Bill 40 is now law.

The provincial government used closure last Friday night to force a vote and end debate on the controversial new legislation that will replace school boards with service centres, eliminating elected commissioners and replacing them with parents, administrators and community representatives.

English councils have until November, when parents and others will take over from the status quo, which currently consists of elected and appointed commissioners legislating and determining policy.

French school board commissioners have been dismissed but will be paid until the end of summer as they work towards the transition.

The English Parents Committee Association of Quebec (EPCA), which represents eight of Quebec’s nine English language school boards, deplored the lack of comprehensive widespread consultations with the population and said that this major error must be addressed as the province moves forward with its plan. “We need to be sure the minister puts his money and resources were his agenda is” said EPCA chair Katherine Korakakis. “If parents are to carry this forward then we need to make sure they do so with all the support resources and guidance the minister can muster and that we deserve. He must take advantage of this opportunity now to work with us and give us the best they can offer and nothing less.”

The Sir Wilfrid Laurier School Board Parents’ Committee wants information sessions to be launched without delay. “As we move towards Board of Directors elections on Nov 1, we implore Minister (Jean-François) Roberge and his colleagues to act swiftly in providing clarity” according to PC chair Adam Gordon. “Too much of Bill 40 has been left to interpretation, leaving tremendous uncertainty. We, the parental community, cannot undo the passing of this Bill, but we are demanding stronger support, education and inclusion moving forward.”

Ultimately, parents will be responsible for governance, but questions remain says Korakakis. “Will we be exploring other methods of voting? How will we increase voter participation?

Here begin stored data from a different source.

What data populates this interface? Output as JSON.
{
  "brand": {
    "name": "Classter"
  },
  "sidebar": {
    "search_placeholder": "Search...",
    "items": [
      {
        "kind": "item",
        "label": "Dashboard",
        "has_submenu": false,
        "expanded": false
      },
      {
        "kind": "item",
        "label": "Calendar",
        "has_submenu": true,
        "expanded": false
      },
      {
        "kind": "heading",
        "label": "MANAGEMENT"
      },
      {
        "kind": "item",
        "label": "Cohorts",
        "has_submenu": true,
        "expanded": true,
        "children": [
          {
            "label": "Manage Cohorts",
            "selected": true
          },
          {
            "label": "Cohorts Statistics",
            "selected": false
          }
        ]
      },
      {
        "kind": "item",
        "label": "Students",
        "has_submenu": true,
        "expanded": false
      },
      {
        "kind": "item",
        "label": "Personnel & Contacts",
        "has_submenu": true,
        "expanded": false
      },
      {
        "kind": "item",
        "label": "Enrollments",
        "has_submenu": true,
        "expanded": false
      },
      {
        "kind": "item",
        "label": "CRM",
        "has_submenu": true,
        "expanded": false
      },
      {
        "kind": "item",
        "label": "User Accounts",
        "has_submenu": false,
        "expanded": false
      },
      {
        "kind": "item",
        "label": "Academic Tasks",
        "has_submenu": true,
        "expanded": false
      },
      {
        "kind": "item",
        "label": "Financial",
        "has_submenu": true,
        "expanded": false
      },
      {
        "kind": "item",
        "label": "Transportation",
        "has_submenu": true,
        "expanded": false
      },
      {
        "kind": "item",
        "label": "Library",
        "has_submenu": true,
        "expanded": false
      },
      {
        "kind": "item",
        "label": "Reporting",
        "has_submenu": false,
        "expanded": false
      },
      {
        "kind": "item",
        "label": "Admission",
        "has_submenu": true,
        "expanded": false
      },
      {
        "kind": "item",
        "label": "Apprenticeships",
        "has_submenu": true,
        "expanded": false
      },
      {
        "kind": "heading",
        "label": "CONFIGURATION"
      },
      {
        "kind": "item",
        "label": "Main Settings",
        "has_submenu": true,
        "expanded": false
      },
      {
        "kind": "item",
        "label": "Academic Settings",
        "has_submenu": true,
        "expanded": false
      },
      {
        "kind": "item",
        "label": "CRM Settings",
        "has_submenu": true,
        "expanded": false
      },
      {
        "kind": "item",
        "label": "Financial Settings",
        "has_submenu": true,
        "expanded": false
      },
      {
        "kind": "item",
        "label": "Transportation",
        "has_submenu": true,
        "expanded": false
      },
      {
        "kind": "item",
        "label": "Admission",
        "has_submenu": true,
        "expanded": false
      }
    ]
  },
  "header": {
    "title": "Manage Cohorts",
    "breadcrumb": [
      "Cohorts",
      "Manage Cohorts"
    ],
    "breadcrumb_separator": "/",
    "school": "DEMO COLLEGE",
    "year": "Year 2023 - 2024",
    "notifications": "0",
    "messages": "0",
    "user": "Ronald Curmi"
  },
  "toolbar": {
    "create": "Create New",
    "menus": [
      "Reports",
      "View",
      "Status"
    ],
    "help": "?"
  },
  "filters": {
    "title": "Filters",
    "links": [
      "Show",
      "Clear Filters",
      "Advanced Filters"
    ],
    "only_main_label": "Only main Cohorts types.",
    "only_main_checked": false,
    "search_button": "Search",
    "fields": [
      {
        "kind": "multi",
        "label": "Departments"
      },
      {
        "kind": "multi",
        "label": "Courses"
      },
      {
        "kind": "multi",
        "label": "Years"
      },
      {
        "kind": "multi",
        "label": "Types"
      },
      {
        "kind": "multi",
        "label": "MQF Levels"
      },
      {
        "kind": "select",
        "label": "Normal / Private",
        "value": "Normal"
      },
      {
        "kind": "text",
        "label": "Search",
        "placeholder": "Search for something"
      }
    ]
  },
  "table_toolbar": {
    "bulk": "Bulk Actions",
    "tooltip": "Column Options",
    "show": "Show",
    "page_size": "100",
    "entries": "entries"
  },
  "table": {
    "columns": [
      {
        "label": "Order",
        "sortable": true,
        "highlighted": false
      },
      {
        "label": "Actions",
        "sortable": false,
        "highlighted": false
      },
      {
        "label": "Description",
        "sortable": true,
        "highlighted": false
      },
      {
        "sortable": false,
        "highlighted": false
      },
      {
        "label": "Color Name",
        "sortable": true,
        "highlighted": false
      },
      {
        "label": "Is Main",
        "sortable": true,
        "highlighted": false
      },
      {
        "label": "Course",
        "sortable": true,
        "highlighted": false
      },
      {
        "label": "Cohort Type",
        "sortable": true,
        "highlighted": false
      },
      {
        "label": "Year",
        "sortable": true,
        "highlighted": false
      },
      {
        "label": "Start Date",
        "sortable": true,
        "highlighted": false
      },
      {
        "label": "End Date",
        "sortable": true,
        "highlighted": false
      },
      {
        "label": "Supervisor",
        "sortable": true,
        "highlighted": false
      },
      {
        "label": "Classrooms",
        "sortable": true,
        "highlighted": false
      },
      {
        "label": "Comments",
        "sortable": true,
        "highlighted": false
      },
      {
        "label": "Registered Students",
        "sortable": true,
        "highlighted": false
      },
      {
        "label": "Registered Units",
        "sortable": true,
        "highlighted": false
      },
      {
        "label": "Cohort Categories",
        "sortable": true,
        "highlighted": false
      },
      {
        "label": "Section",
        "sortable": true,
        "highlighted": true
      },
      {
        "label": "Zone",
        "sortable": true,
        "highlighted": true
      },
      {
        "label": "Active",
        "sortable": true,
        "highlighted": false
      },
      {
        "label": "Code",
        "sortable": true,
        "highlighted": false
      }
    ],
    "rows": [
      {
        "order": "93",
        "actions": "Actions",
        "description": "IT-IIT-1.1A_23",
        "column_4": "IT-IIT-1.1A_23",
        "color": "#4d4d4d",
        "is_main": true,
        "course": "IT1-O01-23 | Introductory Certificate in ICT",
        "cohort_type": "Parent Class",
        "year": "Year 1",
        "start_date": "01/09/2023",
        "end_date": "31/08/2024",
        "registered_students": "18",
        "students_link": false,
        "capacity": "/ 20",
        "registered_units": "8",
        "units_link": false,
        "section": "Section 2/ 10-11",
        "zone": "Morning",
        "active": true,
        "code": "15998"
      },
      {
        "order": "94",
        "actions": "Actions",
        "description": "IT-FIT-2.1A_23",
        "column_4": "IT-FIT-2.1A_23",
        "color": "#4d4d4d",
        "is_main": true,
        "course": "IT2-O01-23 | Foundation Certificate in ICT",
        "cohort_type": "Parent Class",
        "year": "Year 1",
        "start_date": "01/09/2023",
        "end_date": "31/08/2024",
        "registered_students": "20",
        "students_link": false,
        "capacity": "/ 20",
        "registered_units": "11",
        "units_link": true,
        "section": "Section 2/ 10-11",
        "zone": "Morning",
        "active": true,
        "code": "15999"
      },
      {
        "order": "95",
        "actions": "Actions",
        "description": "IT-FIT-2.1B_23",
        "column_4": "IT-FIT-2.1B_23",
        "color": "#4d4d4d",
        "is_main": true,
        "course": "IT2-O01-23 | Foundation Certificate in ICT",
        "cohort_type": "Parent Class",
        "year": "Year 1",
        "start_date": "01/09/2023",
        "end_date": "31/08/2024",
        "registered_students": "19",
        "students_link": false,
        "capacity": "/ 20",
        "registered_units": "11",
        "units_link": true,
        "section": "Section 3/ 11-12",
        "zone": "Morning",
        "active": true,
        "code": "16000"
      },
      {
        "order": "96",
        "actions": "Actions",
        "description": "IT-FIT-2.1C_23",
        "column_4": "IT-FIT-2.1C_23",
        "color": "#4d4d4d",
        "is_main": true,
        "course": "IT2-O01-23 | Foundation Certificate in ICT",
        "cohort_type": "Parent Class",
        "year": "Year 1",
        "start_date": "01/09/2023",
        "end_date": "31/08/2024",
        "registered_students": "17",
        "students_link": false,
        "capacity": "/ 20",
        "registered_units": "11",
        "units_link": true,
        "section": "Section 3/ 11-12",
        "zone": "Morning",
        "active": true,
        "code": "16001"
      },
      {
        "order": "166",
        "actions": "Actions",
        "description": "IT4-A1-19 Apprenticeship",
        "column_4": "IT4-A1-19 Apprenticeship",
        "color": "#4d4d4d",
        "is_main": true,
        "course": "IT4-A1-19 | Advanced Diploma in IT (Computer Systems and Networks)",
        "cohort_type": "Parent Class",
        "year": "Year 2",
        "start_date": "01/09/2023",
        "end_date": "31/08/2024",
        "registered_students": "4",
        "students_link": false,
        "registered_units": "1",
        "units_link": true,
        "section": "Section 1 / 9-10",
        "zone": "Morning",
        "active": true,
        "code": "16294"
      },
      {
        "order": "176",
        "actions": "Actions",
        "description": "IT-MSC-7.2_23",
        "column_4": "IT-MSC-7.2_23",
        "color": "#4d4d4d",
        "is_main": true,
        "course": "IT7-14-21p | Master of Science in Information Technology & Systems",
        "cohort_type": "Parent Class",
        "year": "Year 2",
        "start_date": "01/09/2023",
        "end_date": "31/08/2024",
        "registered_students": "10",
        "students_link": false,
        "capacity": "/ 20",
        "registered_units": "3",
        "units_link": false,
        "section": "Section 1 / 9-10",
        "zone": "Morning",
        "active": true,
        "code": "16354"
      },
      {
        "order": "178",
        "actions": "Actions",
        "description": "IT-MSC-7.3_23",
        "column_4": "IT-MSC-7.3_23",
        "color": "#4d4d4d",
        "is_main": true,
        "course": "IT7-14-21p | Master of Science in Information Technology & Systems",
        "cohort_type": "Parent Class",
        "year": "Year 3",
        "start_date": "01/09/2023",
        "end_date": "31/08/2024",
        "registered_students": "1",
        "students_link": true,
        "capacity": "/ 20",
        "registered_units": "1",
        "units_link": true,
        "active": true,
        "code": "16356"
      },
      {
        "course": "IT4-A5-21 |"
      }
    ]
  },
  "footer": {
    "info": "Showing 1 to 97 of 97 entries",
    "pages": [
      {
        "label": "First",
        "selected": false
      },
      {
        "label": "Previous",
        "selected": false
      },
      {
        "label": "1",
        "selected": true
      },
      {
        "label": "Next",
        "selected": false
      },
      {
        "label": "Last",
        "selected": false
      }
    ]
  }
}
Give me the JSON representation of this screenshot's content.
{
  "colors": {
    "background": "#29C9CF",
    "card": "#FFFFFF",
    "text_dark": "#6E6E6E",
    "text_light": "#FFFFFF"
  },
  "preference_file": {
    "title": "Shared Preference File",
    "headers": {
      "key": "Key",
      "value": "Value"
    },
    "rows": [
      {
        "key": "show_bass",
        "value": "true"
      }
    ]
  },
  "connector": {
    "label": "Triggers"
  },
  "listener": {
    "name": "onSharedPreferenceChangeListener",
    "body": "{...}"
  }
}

For parents to be involved in governance they need support from beginning to end.” Gordon agrees, saying that the passage of the law “needs to be followed up with immediate training after elections. Our parents must not be left in limbo to navigate a new system alone. This is the only way to move forward without placing undue risk on student success.”

Much of the last few days has been coloured by bluster and outrage, many criticizing the government over its use of closure, some sitting commissioners – both appointed and elected – throwing barbs about ‘fascism’, calling it an end of democracy, even questioning the values of the Premier François Legault and Education Minister Roberge, as well as implying that parents are incapable of doing the work they do.

A parent from a Montreal francophone parent committee told The Suburban while working to draft a statement denouncing the closure but urging cooperation to begin with parents immediately on the transition, that commissioners unsuccessfully attempted to influence the public missive by including denunciations about inequality with the English system and local democratic rights.

Some commissioners are boasting that they are well-informed and well-financed for the court fights to come, and indeed, the Quebec English School Boards Association lobby group has collected funds from member boards for that purpose, described in school board resolutions passed by commissioners who are about to be eliminated, as “promotion of English language education in its current form.”